Tax cuts nudge growth in 2026 while AI-led corporate investment stays concentrated, Wolfe Research says

By Hana Yamamoto
Wolfe: One Big Beautiful Bill Provides Modest Lift but Not the Boom Expected

Wolfe Research analyst Tobin Marcus says tax provisions in the One Big Beautiful Bill give the economy a modest tailwind for 2026 but fall short of producing the broad-based stimulus-fueled boom the Administration described. Household tax refunds are tracking close to Wolfe's $111 billion estimate, yet much of the benefit has gone to higher-income households. Corporate incentives such as full expensing for equipment and R&D are unlikely to spark an economy-wide surge in capital spending, with AI investment remaining capacity-constrained and non-AI firms still facing policy uncertainty.

Key Points

  • Tax measures in the One Big Beautiful Bill provide a modest tailwind for 2026 growth but do not produce the broad-based boom the Administration described.
  • Household tax refunds are tracking near Wolfe's $111 billion forecast, with refunds up $47 billion year-over-year, though much of the increase has gone to higher-income households limiting immediate consumption impact.
  • Business incentives like full expensing for equipment and R&D are unlikely to generate an economy-wide capex boom; AI investment remains capacity-constrained while non-AI firms face policy uncertainty.
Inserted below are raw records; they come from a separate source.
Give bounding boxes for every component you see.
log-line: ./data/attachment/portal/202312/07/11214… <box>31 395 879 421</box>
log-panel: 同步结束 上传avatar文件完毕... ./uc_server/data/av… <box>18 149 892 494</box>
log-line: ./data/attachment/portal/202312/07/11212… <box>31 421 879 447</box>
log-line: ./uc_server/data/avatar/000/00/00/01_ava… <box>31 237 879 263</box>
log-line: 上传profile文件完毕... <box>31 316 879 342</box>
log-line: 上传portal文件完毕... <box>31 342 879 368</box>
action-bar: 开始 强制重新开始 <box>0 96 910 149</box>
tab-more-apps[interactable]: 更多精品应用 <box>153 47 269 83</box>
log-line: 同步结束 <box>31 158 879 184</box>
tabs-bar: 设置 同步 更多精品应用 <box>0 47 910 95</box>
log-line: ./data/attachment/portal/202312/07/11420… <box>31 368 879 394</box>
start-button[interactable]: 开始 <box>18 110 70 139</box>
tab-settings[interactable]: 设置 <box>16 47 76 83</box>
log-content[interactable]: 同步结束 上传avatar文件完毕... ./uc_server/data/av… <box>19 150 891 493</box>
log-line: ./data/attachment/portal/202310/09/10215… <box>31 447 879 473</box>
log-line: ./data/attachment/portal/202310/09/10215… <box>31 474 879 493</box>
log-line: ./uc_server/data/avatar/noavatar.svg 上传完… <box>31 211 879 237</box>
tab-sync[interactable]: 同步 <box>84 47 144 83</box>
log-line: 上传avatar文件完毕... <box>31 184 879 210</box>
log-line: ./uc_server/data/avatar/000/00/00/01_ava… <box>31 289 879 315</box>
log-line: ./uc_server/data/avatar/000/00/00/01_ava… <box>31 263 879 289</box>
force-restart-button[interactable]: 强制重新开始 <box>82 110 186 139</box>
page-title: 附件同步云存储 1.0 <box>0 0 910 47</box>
Wolfe Research analyst Tobin Marcus finds that the tax measures in the One Big Beautiful Bill are creating a limited positive impulse for the U.S. economy, but they do not amount to the sweeping stimulus-driven expansion some had anticipated.

In a note published Tuesday, Marcus said his projections made in January have largely materialized. He observed that while Washington policy will act as a tailwind for growth in 2026, the overall economic picture will be mixed.

"DC policy will be a tailwind for growth in 2026, but the economic picture will remain mixed," Marcus wrote, adding that overlapping sources of stimulus "may not be individually transformative, but they add up. So we think the economy will be just fine... but we also don't expect the bona fide economic boom that the Administration has been talking up."

On the household side, Marcus said tax refunds are tracking close to Wolfe's earlier projection of $111 billion, with refunds up $47 billion year-over-year. He warned, however, that a significant share of that increase has accrued to higher-income households, which are less likely to spend the money immediately. As a result, the peak impact on consumption from these refunds has likely already occurred.

Rather than driving a sharp uptick in spending, Marcus said the leftover cash is more likely to act as a buffer against potential shocks. He specifically noted the possibility of a prolonged rise in energy prices linked to the U.S.-Iran crisis as one scenario where such a buffer could prove useful.

On the corporate front, Wolfe's analysis suggests that business tax incentives, including full expensing for equipment and R&D, are unlikely to trigger an economy-wide boom in capital expenditures. Marcus pointed out that AI-related investment is already running into capacity constraints, while companies outside the AI space continue to grapple with policy uncertainty.

The market implication, he said, is that AI will remain the dominant investment theme, with market leadership staying narrow even as the broader economy "trundles along."


Context and implications

  • Household consumption was supported by larger-than-expected tax refunds, but the distribution of those refunds limits immediate spending effects.
  • Business tax changes are unlikely to produce a broad-based capex surge; investment gains are concentrated in AI-related areas.
  • Overall, policy measures add modestly to growth prospects for 2026 without delivering the rapid expansion some forecasts suggested.

Risks

  • Higher energy prices related to the U.S.-Iran crisis could pose a shock to the economy; available household cash could act as a buffer - impacts energy and consumer sectors.
  • Concentrated AI investment and capacity constraints limit the breadth of corporate capital spending, leaving non-AI sectors exposed to ongoing policy uncertainty - impacts technology and broader industrial investment.
  • If much of the tax refund benefit accrues to higher-income households, consumption stimulus may be weaker than headline refund figures suggest - impacts consumer-facing sectors and retail.